Optimizing frequency allocation for fixed-frequency superconducting quantum processors

Fixed-frequency superconducting quantum processors are one of the most mature quantum computing architectures with high-coherence qubits and simple controls. However, high-fidelity multiqubit gates pose tight requirements on individual qubit frequencies in these processors, and these constraints are difficult to satisfy when constructing larger processors due to the large dispersion in the fabrication of Josephson junctions. In this paper, we propose a mixed-integer-programming-based optimization approach that determines qubit frequencies to maximize the fabrication yield of quantum processors. We study traditional qubit and qutrit (three-level) architectures with cross-resonance interaction processors.
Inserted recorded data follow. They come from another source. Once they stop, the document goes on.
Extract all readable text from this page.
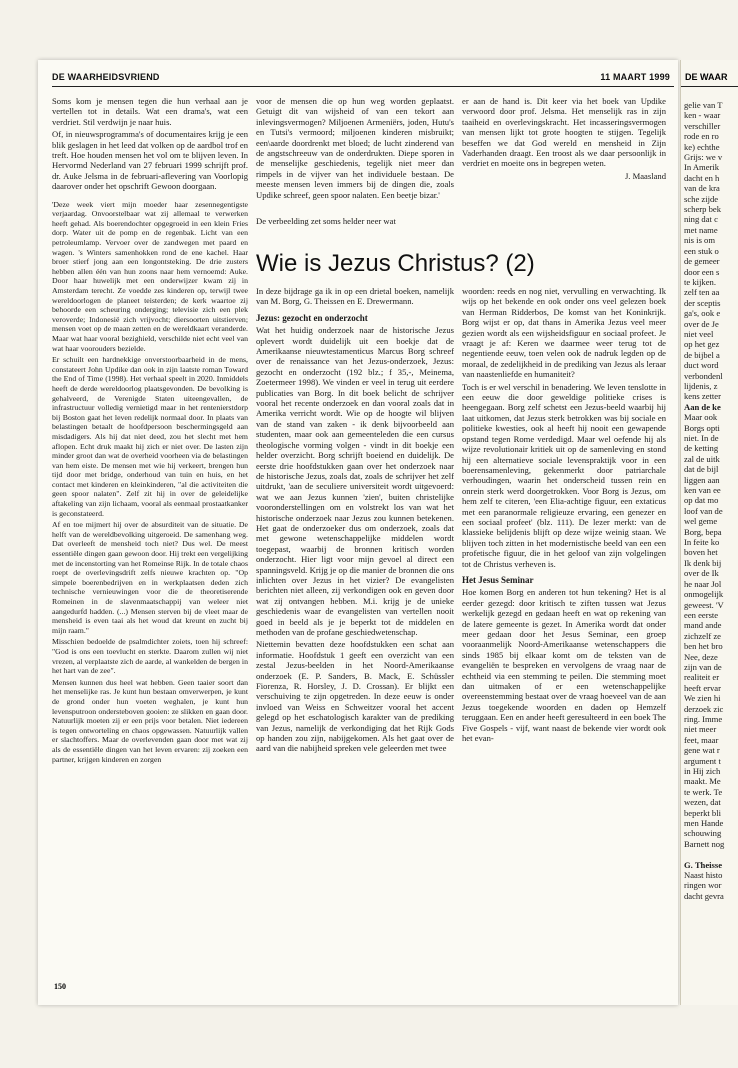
DE WAARHEIDSVRIEND	11 MAART 1999

Soms kom je mensen tegen die hun verhaal aan je vertellen tot in details. Wat een drama's, wat een verdriet. Stil verdwijn je naar huis.

Of, in nieuwsprogramma's of documentaires krijg je een blik geslagen in het leed dat volken op de aardbol trof en treft. Hoe houden mensen het vol om te blijven leven. In Hervormd Nederland van 27 februari 1999 schrijft prof. dr. Auke Jelsma in de februari-aflevering van Voorlopig daarover onder het opschrift Gewoon doorgaan.

'Deze week viert mijn moeder haar zesennegentigste verjaardag. Onvoorstelbaar wat zij allemaal te verwerken heeft gehad. Als boerendochter opgegroeid in een klein Fries dorp. Water uit de pomp en de regenbak. Licht van een petroleumlamp. Vervoer over de zandwegen met paard en wagen. 's Winters samenhokken rond de ene kachel. Haar broer stierf jong aan een longontsteking. De drie zusters hebben allen één van hun zoons naar hem vernoemd: Auke. Door haar huwelijk met een onderwijzer kwam zij in Amsterdam terecht. Ze voedde zes kinderen op, terwijl twee wereldoorlogen de planeet teisterden; de kerk waartoe zij behoorde een scheuring onderging; televisie zich een plek veroverde; Indonesië zich vrijvocht; diersoorten uitstierven; mensen voet op de maan zetten en de wereldkaart veranderde. Maar wat haar vooral bezighield, verschilde niet echt veel van wat haar voorouders bezielde.

Er schuilt een hardnekkige onverstoorbaarheid in de mens, constateert John Updike dan ook in zijn laatste roman Toward the End of Time (1998). Het verhaal speelt in 2020. Inmiddels heeft de derde wereldoorlog plaatsgevonden. De bevolking is gehalveerd, de Verenigde Staten uiteengevallen, de infrastructuur volledig vernietigd maar in het rentenierstdorp bij Boston gaat het leven redelijk normaal door. In plaats van belastingen betaalt de hoofdpersoon beschermingsgeld aan misdadigers. Als hij dat niet deed, zou het slecht met hem aflopen. Echt druk maakt hij zich er niet over. De lasten zijn minder groot dan wat de overheid voorheen via de belastingen van hem eiste. De mensen met wie hij verkeert, brengen hun tijd door met bridge, onderhoud van tuin en huis, en het contact met kinderen en kleinkinderen, "al die activiteiten die geen spoor nalaten". Zelf zit hij in over de geleidelijke aftakeling van zijn lichaam, vooral als eenmaal prostaatkanker is geconstateerd.

Af en toe mijmert hij over de absurditeit van de situatie. De helft van de wereldbevolking uitgeroeid. De samenhang weg. Dat overleeft de mensheid toch niet? Dus wel. De meest essentiële dingen gaan gewoon door. Hij trekt een vergelijking met de incenstorting van het Romeinse Rijk. In de totale chaos roept de overlevingsdrift zelfs nieuwe krachten op. "Op simpele boerenbedrijven en in werkplaatsen deden zich technische vernieuwingen voor die de theoretiserende Romeinen in de slavenmaatschappij van weleer niet aangedurfd hadden. (...) Mensen sterven bij de vleet maar de mensheid is even taai als het woud dat kreunt en zucht bij mijn raam."

Misschien bedoelde de psalmdichter zoiets, toen hij schreef: "God is ons een toevlucht en sterkte. Daarom zullen wij niet vrezen, al verplaatste zich de aarde, al wankelden de bergen in het hart van de zee".

Mensen kunnen dus heel wat hebben. Geen taaier soort dan het menselijke ras. Je kunt hun bestaan omverwerpen, je kunt de grond onder hun voeten weghalen, je kunt hun levensputroon ondersteboven gooien: ze slikken en gaan door. Natuurlijk moeten zij er een prijs voor betalen. Niet iedereen is tegen ontworteling en chaos opgewassen. Natuurlijk vallen er slachtoffers. Maar de overlevenden gaan door met wat zij als de essentiële dingen van het leven ervaren: zij zoeken een partner, krijgen kinderen en zorgen

voor de mensen die op hun weg worden geplaatst. Getuigt dit van wijsheid of van een tekort aan inlevingsvermogen? Miljoenen Armeniërs, joden, Hutu's en Tutsi's vermoord; miljoenen kinderen misbruikt; een\aarde doordrenkt met bloed; de lucht zinderend van de angstschreeuw van de onderdrukten. Diepe sporen in de menselijke geschiedenis, tegelijk niet meer dan rimpels in de vijver van het individuele bestaan. De meeste mensen leven immers bij de dingen die, zoals Updike schreef, geen spoor nalaten. Een beetje bizar.'

De verbeelding zet soms helder neer wat

er aan de hand is. Dit keer via het boek van Updike verwoord door prof. Jelsma. Het menselijk ras in zijn taaiheid en overlevingskracht. Het incasseringsvermogen van mensen lijkt tot grote hoogten te stijgen. Tegelijk beseffen we dat God wereld en mensheid in Zijn Vaderhanden draagt. Een troost als we daar persoonlijk in verdriet en moeite ons in begrepen weten.

J. Maasland

Wie is Jezus Christus? (2)

In deze bijdrage ga ik in op een drietal boeken, namelijk van M. Borg, G. Theissen en E. Drewermann.

Jezus: gezocht en onderzocht

Wat het huidig onderzoek naar de historische Jezus oplevert wordt duidelijk uit een boekje dat de Amerikaanse nieuwtestamenticus Marcus Borg schreef over de renaissance van het Jezus-onderzoek, Jezus: gezocht en onderzocht (192 blz.; f 35,-, Meinema, Zoetermeer 1998). We vinden er veel in terug uit eerdere publicaties van Borg. In dit boek belicht de schrijver vooral het recente onderzoek en dan vooral zoals dat in Amerika verricht wordt. Wie op de hoogte wil blijven van de stand van zaken - ik denk bijvoorbeeld aan studenten, maar ook aan gemeenteleden die een cursus theologische vorming volgen - vindt in dit boekje een helder overzicht. Borg schrijft boeiend en duidelijk. De eerste drie hoofdstukken gaan over het onderzoek naar de historische Jezus, zoals dat, zoals de schrijver het zelf uitdrukt, 'aan de seculiere universiteit wordt uitgevoerd: wat we aan Jezus kunnen 'zien', buiten christelijke vooronderstellingen om en volstrekt los van wat het historische onderzoek naar Jezus zou kunnen betekenen. Het gaat de onderzoeker dus om onderzoek, zoals dat met gewone wetenschappelijke middelen wordt toegepast, waarbij de bronnen kritisch worden onderzocht. Hier ligt voor mijn gevoel al direct een spanningsveld. Krijg je op die manier de bronnen die ons inlichten over Jezus in het vizier? De evangelisten berichten niet alleen, zij verkondigen ook en geven door wat zij ontvangen hebben. M.i. krijg je de unieke geschiedenis waar de evangelisten van vertellen nooit goed in beeld als je je beperkt tot de middelen en methoden van de profane geschiedwetenschap.

Niettemin bevatten deze hoofdstukken een schat aan informatie. Hoofdstuk 1 geeft een overzicht van een zestal Jezus-beelden in het Noord-Amerikaanse onderzoek (E. P. Sanders, B. Mack, E. Schüssler Fiorenza, R. Horsley, J. D. Crossan). Er blijkt een verschuiving te zijn opgetreden. In deze eeuw is onder invloed van Weiss en Schweitzer vooral het accent gelegd op het eschatologisch karakter van de prediking van Jezus, namelijk de verkondiging dat het Rijk Gods op handen zou zijn, nabijgekomen. Als het gaat over de aard van die nabijheid spreken vele geleerden met twee

woorden: reeds en nog niet, vervulling en verwachting. Ik wijs op het bekende en ook onder ons veel gelezen boek van Herman Ridderbos, De komst van het Koninkrijk. Borg wijst er op, dat thans in Amerika Jezus veel meer gezien wordt als een wijsheidsfiguur en sociaal profeet. Je vraagt je af: Keren we daarmee weer terug tot de negentiende eeuw, toen velen ook de nadruk legden op de moraal, de zedelijkheid in de prediking van Jezus als leraar van naastenliefde en humaniteit?

Toch is er wel verschil in benadering. We leven tenslotte in een eeuw die door geweldige politieke crises is heengegaan. Borg zelf schetst een Jezus-beeld waarbij hij laat uitkomen, dat Jezus sterk betrokken was bij sociale en politieke kwesties, ook al heeft hij nooit een gewapende opstand tegen Rome verdedigd. Maar wel oefende hij als wijze revolutionair kritiek uit op de samenleving en stond hij een alternatieve sociale levenspraktijk voor in een boerensamenleving, gekenmerkt door patriarchale verhoudingen, waarin het onderscheid tussen rein en onrein sterk werd doorgetrokken. Voor Borg is Jezus, om hem zelf te citeren, 'een Elia-achtige figuur, een extaticus met een paranormale religieuze ervaring, een genezer en een sociaal profeet' (blz. 111). De lezer merkt: van de klassieke belijdenis blijft op deze wijze weinig staan. We blijven toch zitten in het modernistische beeld van een een profetische figuur, die in het geloof van zijn volgelingen tot de Christus verheven is.

Het Jesus Seminar

Hoe komen Borg en anderen tot hun tekening? Het is al eerder gezegd: door kritisch te ziften tussen wat Jezus werkelijk gezegd en gedaan heeft en wat op rekening van de latere gemeente is gezet. In Amerika wordt dat onder meer gedaan door het Jesus Seminar, een groep vooraanmelijk Noord-Amerikaanse wetenschappers die sinds 1985 bij elkaar komt om de teksten van de evangeliën te bespreken en vervolgens de vraag naar de echtheid via een stemming te peilen. Die stemming moet dan uitmaken of er een wetenschappelijke overeenstemming bestaat over de vraag hoeveel van de aan Jezus toegekende woorden en daden op Hemzelf teruggaan. Een en ander heeft geresulteerd in een boek The Five Gospels - vijf, want naast de bekende vier wordt ook het evan-

150
DE WAAR
gelie van T
ken - waar
verschiller
rode en ro
ke) echthe
Grijs: we v
In Amerik
dacht en h
van de kra
sche zijde
scherp bek
ning dat c
met name
nis is om
een stuk o
de gemeer
door een s
te kijken.
zelf ten aa
der sceptis
ga's, ook e
over de Je
niet veel
op het gez
de bijbel a
duct word
verbondenl
lijdenis, z
kens zetter
Aan de ke
Maar ook
Borgs opti
niet. In de
de ketting
zal de uitk
dat de bijl
liggen aan
ken van ee
op dat mo
loof van de
wel geme
Borg, bepa
In feite ko
boven het
Ik denk bij
over de Ik
he naar Jol
onmogelijk
geweest. 'V
een eerste
mand ande
zichzelf ze
ben het bro
Nee, deze
zijn van de
realiteit er
heeft ervar
We zien hi
derzoek zic
ring. Imme
niet meer
feet, maar
gene wat r
argument t
in Hij zich
maakt. Me
te werk. Te
wezen, dat
beperkt bli
men Hande
schouwing
Barnett nog

G. Theisse
Naast histo
ringen wor
dacht gevra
We compare these architectures to a differential ac-Stark shift based on entanglement gates and show that our approach greatly improves the fabrication yield and also increases the scalability of these devices. Our approach is general and can be adapted to problems where one must avoid specific frequency collisions.

Automated summary

This paper proposes a mixed-integer-programming-based optimization approach to determine qubit frequencies for maximizing the fabrication yield of quantum processors. By studying traditional qubit and qutrit architectures, as well as cross-resonance interaction processors, and comparing them to a differential ac-Stark shift based on entanglement gates, the approach greatly improves the fabrication yield and scalability of these devices.